Par ailleurs, le choix du premier ministre interpelle également du fait du grand âge de l’heureux locataire de l’hôtel du gouvernement. En effet, ce n’est pas manquer de charité ni d’égards à celui qui pourrait être un dinosaure pour ne pas utiliser le lexique suranné des années 1990 que de le souligner. A cet âge de sagesse, il sera plus décent de conseiller plutôt que de se mouiller le maillot sur le terrain. Le passage d’Antoine Gizenga à la tête du premier gouvernement du jeune Président Joseph Kabila est là pour rappeler brutalement à ceux qui l’auraient oublié que ce n’est pas une tâche facile. La charge du gouvernement avait davantage pesé sur le ministre d’Etat près la primature, Monsieur Mayombo, que sur l’authentique titulaire officiel du poste. L’histoire pourrait se répéter. La mission de diriger le gouvernement pourrait devenir un chemin de la croix pour un homme sur lequel l’âge pourrait peser de tout son poids. Le poids de l’âge peut être un handicap pour une fonction de premier ordre dans l’architecture constitutionnelle de la RDC.

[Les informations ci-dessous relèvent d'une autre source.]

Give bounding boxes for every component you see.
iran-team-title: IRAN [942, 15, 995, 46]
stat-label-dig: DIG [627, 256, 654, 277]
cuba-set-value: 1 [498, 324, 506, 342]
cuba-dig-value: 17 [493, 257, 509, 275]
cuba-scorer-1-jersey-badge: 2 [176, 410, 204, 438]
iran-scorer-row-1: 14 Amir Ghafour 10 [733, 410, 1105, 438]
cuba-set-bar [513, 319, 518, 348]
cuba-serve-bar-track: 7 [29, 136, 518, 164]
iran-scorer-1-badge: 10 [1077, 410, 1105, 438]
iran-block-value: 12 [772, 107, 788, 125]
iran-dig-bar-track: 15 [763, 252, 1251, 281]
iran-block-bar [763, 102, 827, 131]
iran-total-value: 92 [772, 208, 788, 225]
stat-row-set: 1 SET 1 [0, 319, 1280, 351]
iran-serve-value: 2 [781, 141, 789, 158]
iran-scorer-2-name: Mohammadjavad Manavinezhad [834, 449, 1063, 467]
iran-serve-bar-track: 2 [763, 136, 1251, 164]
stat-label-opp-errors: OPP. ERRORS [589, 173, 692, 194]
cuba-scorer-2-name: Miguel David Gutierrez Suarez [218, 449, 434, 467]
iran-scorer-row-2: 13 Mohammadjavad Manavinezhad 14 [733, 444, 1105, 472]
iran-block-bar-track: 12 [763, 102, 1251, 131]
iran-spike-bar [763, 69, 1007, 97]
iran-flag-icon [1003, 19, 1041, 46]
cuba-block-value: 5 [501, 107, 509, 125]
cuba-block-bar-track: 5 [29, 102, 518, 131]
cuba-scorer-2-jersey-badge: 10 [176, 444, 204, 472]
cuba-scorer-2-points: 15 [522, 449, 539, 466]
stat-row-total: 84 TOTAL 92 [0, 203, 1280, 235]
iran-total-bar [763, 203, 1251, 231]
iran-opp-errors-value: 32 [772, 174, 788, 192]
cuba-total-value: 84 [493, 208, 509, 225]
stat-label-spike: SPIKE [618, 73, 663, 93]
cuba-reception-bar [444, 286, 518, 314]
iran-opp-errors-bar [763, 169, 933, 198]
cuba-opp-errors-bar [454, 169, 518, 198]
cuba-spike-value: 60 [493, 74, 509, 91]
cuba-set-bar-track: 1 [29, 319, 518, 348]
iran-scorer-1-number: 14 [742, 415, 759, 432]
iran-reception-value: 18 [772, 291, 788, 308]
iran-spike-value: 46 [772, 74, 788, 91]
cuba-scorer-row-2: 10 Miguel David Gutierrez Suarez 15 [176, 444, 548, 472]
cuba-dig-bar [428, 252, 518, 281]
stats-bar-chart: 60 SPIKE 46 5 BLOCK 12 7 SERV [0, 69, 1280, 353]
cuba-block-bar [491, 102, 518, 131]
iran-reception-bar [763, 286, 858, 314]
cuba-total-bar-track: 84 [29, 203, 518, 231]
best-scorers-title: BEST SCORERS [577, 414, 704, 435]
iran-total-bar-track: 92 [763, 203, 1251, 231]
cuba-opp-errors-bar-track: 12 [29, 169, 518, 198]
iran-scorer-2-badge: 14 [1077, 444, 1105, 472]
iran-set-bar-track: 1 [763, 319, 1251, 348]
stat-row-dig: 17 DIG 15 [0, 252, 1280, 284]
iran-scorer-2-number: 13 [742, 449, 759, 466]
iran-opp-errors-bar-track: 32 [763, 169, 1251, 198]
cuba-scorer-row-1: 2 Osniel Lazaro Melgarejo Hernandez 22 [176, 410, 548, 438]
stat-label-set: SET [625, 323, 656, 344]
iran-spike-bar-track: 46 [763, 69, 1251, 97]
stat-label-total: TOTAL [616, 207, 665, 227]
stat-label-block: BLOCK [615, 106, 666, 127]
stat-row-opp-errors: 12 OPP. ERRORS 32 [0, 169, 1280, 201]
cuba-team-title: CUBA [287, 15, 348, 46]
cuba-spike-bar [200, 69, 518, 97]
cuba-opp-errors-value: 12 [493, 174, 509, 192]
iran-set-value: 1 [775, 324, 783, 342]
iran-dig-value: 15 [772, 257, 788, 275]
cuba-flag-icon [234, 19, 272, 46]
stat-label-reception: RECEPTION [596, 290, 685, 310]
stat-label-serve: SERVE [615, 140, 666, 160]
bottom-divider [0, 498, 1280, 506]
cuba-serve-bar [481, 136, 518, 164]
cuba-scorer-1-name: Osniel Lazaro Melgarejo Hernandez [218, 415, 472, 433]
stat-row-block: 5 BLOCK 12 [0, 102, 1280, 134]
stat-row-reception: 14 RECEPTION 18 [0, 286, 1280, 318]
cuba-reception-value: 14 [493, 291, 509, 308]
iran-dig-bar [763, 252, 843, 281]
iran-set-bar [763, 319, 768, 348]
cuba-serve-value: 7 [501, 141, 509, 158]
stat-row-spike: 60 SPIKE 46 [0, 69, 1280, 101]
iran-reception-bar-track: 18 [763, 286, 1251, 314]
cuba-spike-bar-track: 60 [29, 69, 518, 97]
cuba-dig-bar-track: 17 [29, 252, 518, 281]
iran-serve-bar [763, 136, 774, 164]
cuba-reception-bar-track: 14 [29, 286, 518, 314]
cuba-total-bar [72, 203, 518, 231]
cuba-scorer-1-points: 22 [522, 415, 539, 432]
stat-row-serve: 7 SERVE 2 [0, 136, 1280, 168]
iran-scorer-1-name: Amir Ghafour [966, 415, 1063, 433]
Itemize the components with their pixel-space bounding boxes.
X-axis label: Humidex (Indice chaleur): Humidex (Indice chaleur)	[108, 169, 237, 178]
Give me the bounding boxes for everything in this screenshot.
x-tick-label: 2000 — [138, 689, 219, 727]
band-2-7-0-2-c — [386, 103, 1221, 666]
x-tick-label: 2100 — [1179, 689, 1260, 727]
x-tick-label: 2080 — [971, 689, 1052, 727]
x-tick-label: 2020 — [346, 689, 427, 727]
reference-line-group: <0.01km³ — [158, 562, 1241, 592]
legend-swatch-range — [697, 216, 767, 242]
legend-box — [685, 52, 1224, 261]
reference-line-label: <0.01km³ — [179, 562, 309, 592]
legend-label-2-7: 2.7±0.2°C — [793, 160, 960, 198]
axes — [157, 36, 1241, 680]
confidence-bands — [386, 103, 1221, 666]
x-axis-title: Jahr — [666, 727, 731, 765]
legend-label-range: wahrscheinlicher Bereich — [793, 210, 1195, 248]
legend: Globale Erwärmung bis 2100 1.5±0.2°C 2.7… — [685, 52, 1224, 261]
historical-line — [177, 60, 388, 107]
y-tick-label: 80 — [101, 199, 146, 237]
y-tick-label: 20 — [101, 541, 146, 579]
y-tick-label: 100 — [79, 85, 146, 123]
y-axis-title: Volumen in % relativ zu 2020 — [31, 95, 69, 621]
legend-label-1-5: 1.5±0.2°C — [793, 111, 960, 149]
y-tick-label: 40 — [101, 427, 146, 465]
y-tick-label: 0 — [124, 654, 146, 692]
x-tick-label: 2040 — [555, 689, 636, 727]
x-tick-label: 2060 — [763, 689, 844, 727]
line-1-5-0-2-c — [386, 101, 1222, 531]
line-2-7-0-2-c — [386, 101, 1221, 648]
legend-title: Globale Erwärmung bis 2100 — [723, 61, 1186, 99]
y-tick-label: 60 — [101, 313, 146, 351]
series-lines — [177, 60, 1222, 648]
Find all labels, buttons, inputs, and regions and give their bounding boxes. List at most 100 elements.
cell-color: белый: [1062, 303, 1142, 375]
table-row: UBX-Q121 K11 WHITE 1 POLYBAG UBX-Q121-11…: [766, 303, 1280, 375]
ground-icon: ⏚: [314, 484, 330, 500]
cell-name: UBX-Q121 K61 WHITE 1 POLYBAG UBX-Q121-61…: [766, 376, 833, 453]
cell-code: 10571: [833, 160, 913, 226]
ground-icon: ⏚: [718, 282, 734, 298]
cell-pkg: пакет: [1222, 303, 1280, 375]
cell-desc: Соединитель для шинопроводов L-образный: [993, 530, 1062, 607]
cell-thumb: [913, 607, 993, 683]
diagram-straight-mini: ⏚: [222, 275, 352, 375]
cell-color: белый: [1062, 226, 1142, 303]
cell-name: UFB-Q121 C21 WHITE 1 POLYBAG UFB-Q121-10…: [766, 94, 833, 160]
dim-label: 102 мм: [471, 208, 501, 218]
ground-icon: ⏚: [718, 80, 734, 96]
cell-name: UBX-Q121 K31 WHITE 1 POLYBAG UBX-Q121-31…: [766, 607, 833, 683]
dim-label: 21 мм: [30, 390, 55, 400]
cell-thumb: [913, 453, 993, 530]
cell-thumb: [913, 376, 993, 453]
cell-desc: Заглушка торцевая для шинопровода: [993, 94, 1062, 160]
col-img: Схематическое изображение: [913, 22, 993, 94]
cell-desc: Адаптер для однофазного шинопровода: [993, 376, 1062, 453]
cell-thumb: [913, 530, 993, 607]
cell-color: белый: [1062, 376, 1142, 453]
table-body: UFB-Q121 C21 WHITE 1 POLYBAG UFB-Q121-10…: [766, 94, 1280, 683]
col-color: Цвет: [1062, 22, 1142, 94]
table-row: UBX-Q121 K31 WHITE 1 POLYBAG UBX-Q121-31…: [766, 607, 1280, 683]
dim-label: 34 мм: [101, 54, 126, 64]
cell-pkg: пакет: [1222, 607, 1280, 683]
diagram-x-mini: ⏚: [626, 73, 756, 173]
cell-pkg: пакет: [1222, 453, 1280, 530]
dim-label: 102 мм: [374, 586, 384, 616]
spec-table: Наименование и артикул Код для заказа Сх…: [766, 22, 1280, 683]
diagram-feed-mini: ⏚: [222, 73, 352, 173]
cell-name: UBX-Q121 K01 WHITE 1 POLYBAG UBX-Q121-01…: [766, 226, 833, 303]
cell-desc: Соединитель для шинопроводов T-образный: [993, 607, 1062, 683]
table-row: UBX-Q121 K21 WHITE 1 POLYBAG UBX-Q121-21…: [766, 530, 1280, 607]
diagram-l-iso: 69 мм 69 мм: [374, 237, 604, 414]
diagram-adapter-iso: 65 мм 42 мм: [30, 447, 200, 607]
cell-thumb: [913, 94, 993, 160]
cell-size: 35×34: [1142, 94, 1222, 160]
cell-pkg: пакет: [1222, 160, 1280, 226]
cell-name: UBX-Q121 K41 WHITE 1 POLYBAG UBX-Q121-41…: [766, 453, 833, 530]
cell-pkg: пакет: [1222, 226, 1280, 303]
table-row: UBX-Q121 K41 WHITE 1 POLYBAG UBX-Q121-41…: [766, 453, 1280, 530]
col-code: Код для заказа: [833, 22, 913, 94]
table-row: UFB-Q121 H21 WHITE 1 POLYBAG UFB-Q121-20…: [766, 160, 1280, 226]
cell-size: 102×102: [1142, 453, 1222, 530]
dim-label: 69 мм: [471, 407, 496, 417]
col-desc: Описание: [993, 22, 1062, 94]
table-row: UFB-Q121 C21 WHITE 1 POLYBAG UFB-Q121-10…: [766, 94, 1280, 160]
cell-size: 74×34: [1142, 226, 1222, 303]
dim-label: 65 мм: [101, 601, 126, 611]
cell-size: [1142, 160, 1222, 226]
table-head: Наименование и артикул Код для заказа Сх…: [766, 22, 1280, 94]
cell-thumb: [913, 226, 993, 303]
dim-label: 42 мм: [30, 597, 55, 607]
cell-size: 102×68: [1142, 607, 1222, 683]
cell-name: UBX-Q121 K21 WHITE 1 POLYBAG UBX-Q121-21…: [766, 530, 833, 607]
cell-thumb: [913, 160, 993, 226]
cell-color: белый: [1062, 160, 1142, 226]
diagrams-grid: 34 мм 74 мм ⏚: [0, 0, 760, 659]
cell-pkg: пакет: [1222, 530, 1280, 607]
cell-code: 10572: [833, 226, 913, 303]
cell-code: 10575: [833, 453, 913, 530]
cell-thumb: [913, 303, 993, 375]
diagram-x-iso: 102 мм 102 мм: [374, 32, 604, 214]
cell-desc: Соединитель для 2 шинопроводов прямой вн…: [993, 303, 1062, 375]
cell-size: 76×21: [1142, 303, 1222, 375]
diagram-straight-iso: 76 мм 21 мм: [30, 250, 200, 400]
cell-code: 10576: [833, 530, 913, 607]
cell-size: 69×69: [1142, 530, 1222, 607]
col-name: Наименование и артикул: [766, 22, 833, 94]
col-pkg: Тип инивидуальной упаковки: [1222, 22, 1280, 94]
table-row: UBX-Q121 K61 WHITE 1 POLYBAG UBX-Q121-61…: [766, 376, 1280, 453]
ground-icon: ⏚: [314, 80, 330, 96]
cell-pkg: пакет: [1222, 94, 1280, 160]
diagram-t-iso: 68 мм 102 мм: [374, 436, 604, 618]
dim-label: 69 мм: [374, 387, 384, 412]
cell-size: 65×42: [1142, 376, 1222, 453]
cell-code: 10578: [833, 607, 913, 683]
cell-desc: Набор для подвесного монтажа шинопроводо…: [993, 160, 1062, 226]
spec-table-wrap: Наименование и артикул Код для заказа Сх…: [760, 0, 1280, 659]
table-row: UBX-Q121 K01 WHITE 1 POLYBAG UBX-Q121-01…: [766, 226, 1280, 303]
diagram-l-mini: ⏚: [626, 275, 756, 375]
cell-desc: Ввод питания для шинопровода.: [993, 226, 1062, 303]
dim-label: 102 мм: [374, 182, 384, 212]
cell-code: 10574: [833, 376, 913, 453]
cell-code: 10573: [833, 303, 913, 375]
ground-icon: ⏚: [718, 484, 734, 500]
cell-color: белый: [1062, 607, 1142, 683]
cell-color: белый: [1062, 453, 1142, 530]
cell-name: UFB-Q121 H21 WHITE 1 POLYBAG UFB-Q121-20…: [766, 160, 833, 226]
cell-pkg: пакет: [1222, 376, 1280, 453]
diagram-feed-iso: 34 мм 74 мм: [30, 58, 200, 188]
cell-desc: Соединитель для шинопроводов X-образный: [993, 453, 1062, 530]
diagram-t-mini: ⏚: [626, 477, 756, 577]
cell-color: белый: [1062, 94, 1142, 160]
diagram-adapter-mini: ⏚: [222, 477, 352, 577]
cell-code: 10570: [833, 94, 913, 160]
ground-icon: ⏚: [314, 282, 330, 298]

Le travail du premier ministre est très exigeant aussi bien physiquement que mentalement voire émotionnellement. Du haut de ses 74 ans révolus et fort de sa longue expérience de la politique congolaise depuis plusieurs décennies, le Professeur Ilunga devrait plutôt être exactement à la tête du sénat et non du gouvernement. Chaque génération a son importance et son rôle à jouer dans la nation. Ce n’est pas à ce grand âge que l’on dispose encore du dynamisme et de l’imagination nécessaires pour faire face aux nombreux immenses défis de la nation et du peuple congolais aujourd’hui. C’est de la maturité qui assure la sagesse et la prudence pour retenir le zèle et tempérer l’imagination des jeunes. François-Antoine de Boissy d’Anglas, rapporteur de la Constitution française du 5 Fructidor An II (1795), l’avait déjà souligné en son temps : « les Cinq Cents seront l’imagination de la République, les Anciens en seront la raison ». L’historienne Karen Fiorentino renchérit : plus âgés, les anciens ont « nécessairement bien connu l’Ancien Régime et ont pu apprécier sa stabilité par rapport aux tourmentes des années 1793 à 1795. Ils sont donc susceptibles, avant tout, de chercher dans la vie politique à recréer cette stabilité et à s’opposer à toute mesure fantaisiste pouvant affecter profondément le corps social ». Le zèle et l’imagination, le dynamisme et l’énergie, ce sont là le moteur de l’action gouvernementale, plus particulièrement en cette période où le défi majeur du gouvernement qui prétend à l’alternance démocratique est de mettre en œuvre une politique différente et de vrai changement. Le peuple congolais a montré sans ambages le 30 décembre 2018 son désir de changement qu’il faut écouter pour éviter une implosion politique au pays. Le gouvernement c’est la cheville ouvrière de l’État, il lui faut donc de l’énergie et beaucoup d’imagination pour bien conduire un pays comme la RDC en proie à des multiples problèmes graves. Quand deux Présidents se disputent la gestion d’un pays, il y a de l’électricité en l’air.